Develop circular criteria

Developing circular criteria and requirements for the tender procedure

Circular criteria aim to challenge the market to provide goods and services that deliver circular economy benefits, such as reducing waste and pollution, expanding the lifespan of products, and regenerating nature. Using the three principles of the circular economy (eliminate, circulate, regenerate) is a good starting point for the development of circular criteria. Your municipality can develop a bank of criteria per product or service category, as well as use third party standards - such as cradle-to-cradle, certified organic, or certifications for recycled content (i.e. ISO 14021, ISO 9001) - to verify the circularity of a product where appropriate.

To support circularity, your city government can plan for the end-of-use phase of products and assets you are procuring when defining the contract. Your city government may consider having arrangements with suppliers for the end of the functional life or contracting period to ensure that products and materials are kept in use or recovered appropriately. Such arrangements can also be procured through services and the use of circular business models, such as lease, buy-resell, or take-back schemes. Your city governments can plan for the end-of-use phase at the product, supplier, and system level.

The development of circular criteria is an ongoing process. The market dialogues you conducted ahead of the tender will help to define what criteria and requirements suppliers can presently realistically respond to. Your city government can, however, raise its level of ambition over time by gradually raising the minimum requirements, as more circular options become available on the market. Providing visibility of how these criteria will evolve over time can encourage potential suppliers to develop more circular solutions, provide businesses with a sense of direction, and give the industry enough time to adapt.

Questions to consider:

  • Can you collaborate with the public procurement department(s), relevant experts, and stakeholders to develop circular criteria for the tender?

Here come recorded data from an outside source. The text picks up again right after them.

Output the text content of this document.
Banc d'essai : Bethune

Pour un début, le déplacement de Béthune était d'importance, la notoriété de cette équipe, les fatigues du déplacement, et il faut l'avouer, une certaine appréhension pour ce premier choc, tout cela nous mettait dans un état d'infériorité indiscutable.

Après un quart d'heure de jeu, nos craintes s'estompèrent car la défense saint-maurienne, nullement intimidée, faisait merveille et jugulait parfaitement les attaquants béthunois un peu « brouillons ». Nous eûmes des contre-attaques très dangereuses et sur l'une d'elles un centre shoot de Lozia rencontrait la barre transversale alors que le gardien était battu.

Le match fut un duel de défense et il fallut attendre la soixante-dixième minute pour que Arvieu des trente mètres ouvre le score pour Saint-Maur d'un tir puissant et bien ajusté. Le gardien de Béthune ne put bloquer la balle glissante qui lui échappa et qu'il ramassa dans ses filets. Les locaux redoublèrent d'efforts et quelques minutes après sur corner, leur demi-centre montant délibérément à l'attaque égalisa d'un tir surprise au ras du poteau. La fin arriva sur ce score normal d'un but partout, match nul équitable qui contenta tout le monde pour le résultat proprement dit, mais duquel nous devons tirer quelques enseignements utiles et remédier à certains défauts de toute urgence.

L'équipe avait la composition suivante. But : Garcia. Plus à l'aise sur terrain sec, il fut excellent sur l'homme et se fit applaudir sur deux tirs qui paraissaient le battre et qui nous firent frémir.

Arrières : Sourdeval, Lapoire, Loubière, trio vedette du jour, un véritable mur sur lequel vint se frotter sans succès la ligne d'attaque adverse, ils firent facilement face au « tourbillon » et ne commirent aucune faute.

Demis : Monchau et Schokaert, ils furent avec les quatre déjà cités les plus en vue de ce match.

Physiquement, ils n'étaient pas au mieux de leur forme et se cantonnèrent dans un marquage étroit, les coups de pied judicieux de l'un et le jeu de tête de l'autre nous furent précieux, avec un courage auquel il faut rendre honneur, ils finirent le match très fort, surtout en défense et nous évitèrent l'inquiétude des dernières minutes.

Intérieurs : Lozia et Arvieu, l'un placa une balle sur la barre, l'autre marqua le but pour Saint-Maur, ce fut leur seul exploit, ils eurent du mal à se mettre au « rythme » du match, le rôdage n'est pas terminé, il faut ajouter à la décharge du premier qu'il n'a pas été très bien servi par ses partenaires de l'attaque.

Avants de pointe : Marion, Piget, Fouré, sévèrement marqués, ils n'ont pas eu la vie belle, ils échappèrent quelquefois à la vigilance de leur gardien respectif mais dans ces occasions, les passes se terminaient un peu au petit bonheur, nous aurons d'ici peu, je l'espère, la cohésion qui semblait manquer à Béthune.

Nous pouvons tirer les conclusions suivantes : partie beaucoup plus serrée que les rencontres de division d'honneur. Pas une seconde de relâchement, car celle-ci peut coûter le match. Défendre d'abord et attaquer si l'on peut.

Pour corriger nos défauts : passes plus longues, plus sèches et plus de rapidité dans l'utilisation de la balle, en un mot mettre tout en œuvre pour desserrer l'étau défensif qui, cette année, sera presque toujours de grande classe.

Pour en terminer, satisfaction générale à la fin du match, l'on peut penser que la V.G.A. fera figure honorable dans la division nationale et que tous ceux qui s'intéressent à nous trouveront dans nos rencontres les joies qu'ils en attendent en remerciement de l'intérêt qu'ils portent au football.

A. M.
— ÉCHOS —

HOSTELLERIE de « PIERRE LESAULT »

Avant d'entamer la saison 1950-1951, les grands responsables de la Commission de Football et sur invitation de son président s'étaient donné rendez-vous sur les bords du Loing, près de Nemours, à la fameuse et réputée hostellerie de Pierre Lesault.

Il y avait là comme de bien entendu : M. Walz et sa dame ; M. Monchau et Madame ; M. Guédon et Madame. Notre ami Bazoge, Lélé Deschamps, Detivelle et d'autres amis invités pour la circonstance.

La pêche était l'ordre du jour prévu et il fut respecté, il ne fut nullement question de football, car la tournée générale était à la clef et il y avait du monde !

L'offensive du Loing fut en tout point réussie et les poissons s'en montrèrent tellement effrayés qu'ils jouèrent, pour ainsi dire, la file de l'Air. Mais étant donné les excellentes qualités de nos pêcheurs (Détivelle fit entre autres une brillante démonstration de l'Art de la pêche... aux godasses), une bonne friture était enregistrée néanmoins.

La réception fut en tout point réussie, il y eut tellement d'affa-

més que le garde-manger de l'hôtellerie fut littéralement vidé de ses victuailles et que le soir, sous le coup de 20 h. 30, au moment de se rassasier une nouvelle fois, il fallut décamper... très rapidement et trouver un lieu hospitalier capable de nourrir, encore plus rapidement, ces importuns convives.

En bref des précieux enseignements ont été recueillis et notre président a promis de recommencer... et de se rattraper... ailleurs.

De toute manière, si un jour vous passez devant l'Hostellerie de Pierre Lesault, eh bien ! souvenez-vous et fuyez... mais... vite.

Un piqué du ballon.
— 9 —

  • How can the three principles of the circular economy be applied to this tender? + Can the criteria help to eliminate waste and pollution? + Can the criteria help to keep products and materials in use? + Can the criteria help to regenerate natural systems?

  • Can you procure items that maximise water, energy, material, and resource efficiency?

  • Can you procure products or assets that are designed to be reused, refurbished, repaired, upgraded, retrofitted, or remanufactured?

  • Can you procure through a take-back, buy-resell, or product service system to ensure that the materials are kept in use or recovered appropriately?

  • Can potential suppliers, including SMEs, realistically meet these criteria?

  • Is it possible for suppliers to discuss the criteria if they can see opportunities to improve circularity?

  • Can you use Total Cost of Ownership (TCO), instead of the lowest bid as a price criterion? Can you alter the price-quality ratio to create more favorable conditions for circular solutions?

Example

The 32 municipalities and 2 provinces of the Metropolitan Region of Amsterdam committed in 2018 to applying circular principles for at least 50% of their total procurement by 2025 and reach 100% circular procurement as soon as possible The City of Amsterdam’s “Roadmap Circular Procurement & Commissioning Towards 100%, provides an overview of how the level of ambition will evolve over time and how this will affect tender requirements and criteria.

Resources

  • The Circular Procurement Guide provides advice on how to develop criteria for circularity.

  • The European Commission has developed a series of documents to facilitate the inclusion of green requirements in public tender documents. The EU GPP criteria cover several product types such as electronics, furniture, and textiles.

  • ReLondon has a CE Training Academy that includes a bespoke module to help local authorities to understand and embed the circular economy into their procurement activities. ReLondon is also developing an online CE matchmaker directory connecting local authorities, businesses and citizens with circular SMEs, products and services.